Judge Doughty, who was appointed by President Donald J. Trump, said numerous public officials “in any way threaten social media companies to remove, delete, suppress or curtail published content containing protected material; A 10-count injunction was issued prohibiting any use of pressure or coercion. Freedom of expression.”
A three-judge panel of the 5th U.S. Circuit Court of Appeals in New Orleans unanimously narrowed the injunction, but not by much.

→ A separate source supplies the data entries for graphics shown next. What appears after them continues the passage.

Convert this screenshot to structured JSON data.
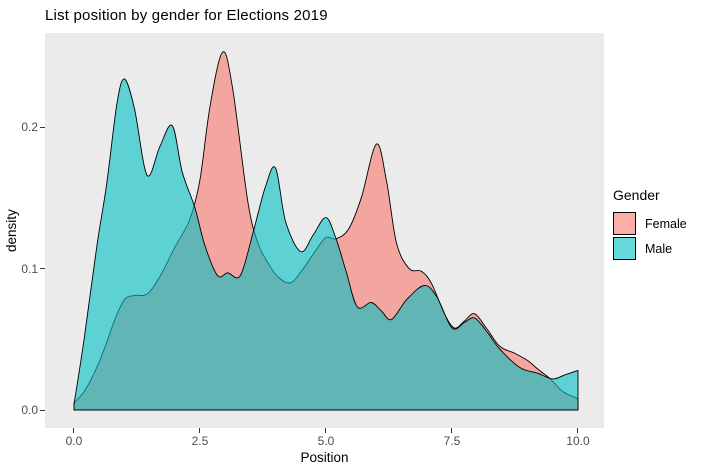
{
  "chart_data": {
    "type": "area",
    "subtype": "density",
    "title": "List position by gender for Elections 2019",
    "xlabel": "Position",
    "ylabel": "density",
    "legend_title": "Gender",
    "legend_position": "right",
    "grid": "none",
    "panel_background": "#EBEBEB",
    "outline_color": "#000000",
    "fill_alpha": 0.6,
    "axis_text_color": "#4D4D4D",
    "xlim": [
      -0.575,
      10.516
    ],
    "ylim": [
      -0.0127,
      0.2665
    ],
    "x_ticks": [
      {
        "label": "0.0",
        "value": 0
      },
      {
        "label": "2.5",
        "value": 2.5
      },
      {
        "label": "5.0",
        "value": 5
      },
      {
        "label": "7.5",
        "value": 7.5
      },
      {
        "label": "10.0",
        "value": 10
      }
    ],
    "y_ticks": [
      {
        "label": "0.0",
        "value": 0
      },
      {
        "label": "0.1",
        "value": 0.1
      },
      {
        "label": "0.2",
        "value": 0.2
      }
    ],
    "series": [
      {
        "name": "Female",
        "color": "#F8766D",
        "points": [
          [
            0.0,
            0.005
          ],
          [
            0.2,
            0.013
          ],
          [
            0.4,
            0.026
          ],
          [
            0.6,
            0.043
          ],
          [
            0.8,
            0.063
          ],
          [
            1.0,
            0.078
          ],
          [
            1.2,
            0.081
          ],
          [
            1.45,
            0.082
          ],
          [
            1.7,
            0.094
          ],
          [
            2.0,
            0.115
          ],
          [
            2.3,
            0.135
          ],
          [
            2.5,
            0.163
          ],
          [
            2.7,
            0.215
          ],
          [
            2.95,
            0.253
          ],
          [
            3.15,
            0.227
          ],
          [
            3.45,
            0.147
          ],
          [
            3.65,
            0.118
          ],
          [
            3.85,
            0.104
          ],
          [
            4.05,
            0.094
          ],
          [
            4.3,
            0.09
          ],
          [
            4.55,
            0.1
          ],
          [
            4.8,
            0.113
          ],
          [
            5.0,
            0.122
          ],
          [
            5.2,
            0.121
          ],
          [
            5.45,
            0.128
          ],
          [
            5.7,
            0.15
          ],
          [
            6.0,
            0.188
          ],
          [
            6.2,
            0.162
          ],
          [
            6.4,
            0.118
          ],
          [
            6.65,
            0.1
          ],
          [
            6.9,
            0.098
          ],
          [
            7.1,
            0.089
          ],
          [
            7.35,
            0.068
          ],
          [
            7.55,
            0.058
          ],
          [
            7.75,
            0.063
          ],
          [
            7.95,
            0.068
          ],
          [
            8.2,
            0.057
          ],
          [
            8.45,
            0.045
          ],
          [
            8.75,
            0.04
          ],
          [
            9.0,
            0.035
          ],
          [
            9.2,
            0.029
          ],
          [
            9.45,
            0.022
          ],
          [
            9.7,
            0.013
          ],
          [
            10.0,
            0.008
          ]
        ]
      },
      {
        "name": "Male",
        "color": "#00BFC4",
        "points": [
          [
            0.0,
            0.004
          ],
          [
            0.2,
            0.05
          ],
          [
            0.45,
            0.115
          ],
          [
            0.65,
            0.16
          ],
          [
            0.85,
            0.216
          ],
          [
            1.0,
            0.234
          ],
          [
            1.2,
            0.213
          ],
          [
            1.45,
            0.166
          ],
          [
            1.7,
            0.186
          ],
          [
            1.95,
            0.201
          ],
          [
            2.15,
            0.168
          ],
          [
            2.4,
            0.143
          ],
          [
            2.6,
            0.116
          ],
          [
            2.85,
            0.095
          ],
          [
            3.05,
            0.097
          ],
          [
            3.3,
            0.095
          ],
          [
            3.55,
            0.125
          ],
          [
            3.8,
            0.158
          ],
          [
            4.0,
            0.171
          ],
          [
            4.2,
            0.133
          ],
          [
            4.5,
            0.112
          ],
          [
            4.75,
            0.124
          ],
          [
            5.0,
            0.136
          ],
          [
            5.2,
            0.121
          ],
          [
            5.4,
            0.098
          ],
          [
            5.62,
            0.073
          ],
          [
            5.9,
            0.076
          ],
          [
            6.1,
            0.07
          ],
          [
            6.3,
            0.064
          ],
          [
            6.6,
            0.078
          ],
          [
            6.95,
            0.088
          ],
          [
            7.2,
            0.08
          ],
          [
            7.5,
            0.058
          ],
          [
            7.75,
            0.062
          ],
          [
            7.95,
            0.065
          ],
          [
            8.2,
            0.055
          ],
          [
            8.45,
            0.043
          ],
          [
            8.85,
            0.03
          ],
          [
            9.2,
            0.026
          ],
          [
            9.5,
            0.022
          ],
          [
            9.75,
            0.025
          ],
          [
            10.0,
            0.028
          ]
        ]
      }
    ]
  }
}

In unsigned comments, the panel said administration officials were overly entangled with the platforms or used threats to call for action. The panel issued an injunction prohibiting many officials from forcing or substantially encouraging social media companies to remove content protected by the First Amendment.
Two members of the Commission, Judges Edith B. Clement and Jennifer W. Elrod, were appointed by President George W. Bush. The third member, Judge Don R. Willett, was appointed by President Trump.
Judge Barrett wrote that the plaintiffs failed to overcome at least two difficult obstacles in their attempt to prove what was needed to establish standing. In other words, the government caused the injury and faces the possibility of future injury.
She said the first problem is that social media companies have been independent actors who have shown a willingness to tackle misinformation before government encouragement.
Second, she said, no matter what happened in the past, especially during the pandemic, plaintiffs seeking an injunction must demonstrate a realistic threat of future harm.
John G. Roberts Jr. Chief Justice and Justices Sonia Sotomayor, Elena Kagan, Brett M. Kavanaugh and Ketanji Brown Jackson joined the majority opinion.
In his dissent, Justice Alito focused on the experience of Jill Hines, a health care activist who helped lead Health Freedom Louisiana, a group that opposes mask and vaccine mandates.
“Hines showed that Facebook was censoring his Covid-related posts and groups when he sued,” Justice Alito wrote. “And because the White House has called on Facebook to revise its censorship policies, Hines’ censorship is at least partially caused by the White House and can be corrected by an injunction prohibiting the continuation of such conduct.”
Last May, the court unanimously sided with the National Rifle Association in a case raising similar issues. In that case, NRA v. Vullo, the judge said the group could file a First Amendment lawsuit against New York state officials who encouraged it to stop doing business with the companies.
This ruling, along with Wednesday's Murty v. Missouri (No. 23-411), sent a shocking message, Justice Alito wrote.
“What officials did in this case was more subtle than the clumsy censorship found unconstitutional in Vullo, but it was no less coercive,” he wrote. “And it was even more dangerous because of the high status of the perpetrators.”
He said: “Stakeholders reading today’s decision with Vullo will get the message. If the coercive campaign is sufficiently sophisticated, it may be possible. “That is not the message this court should send.”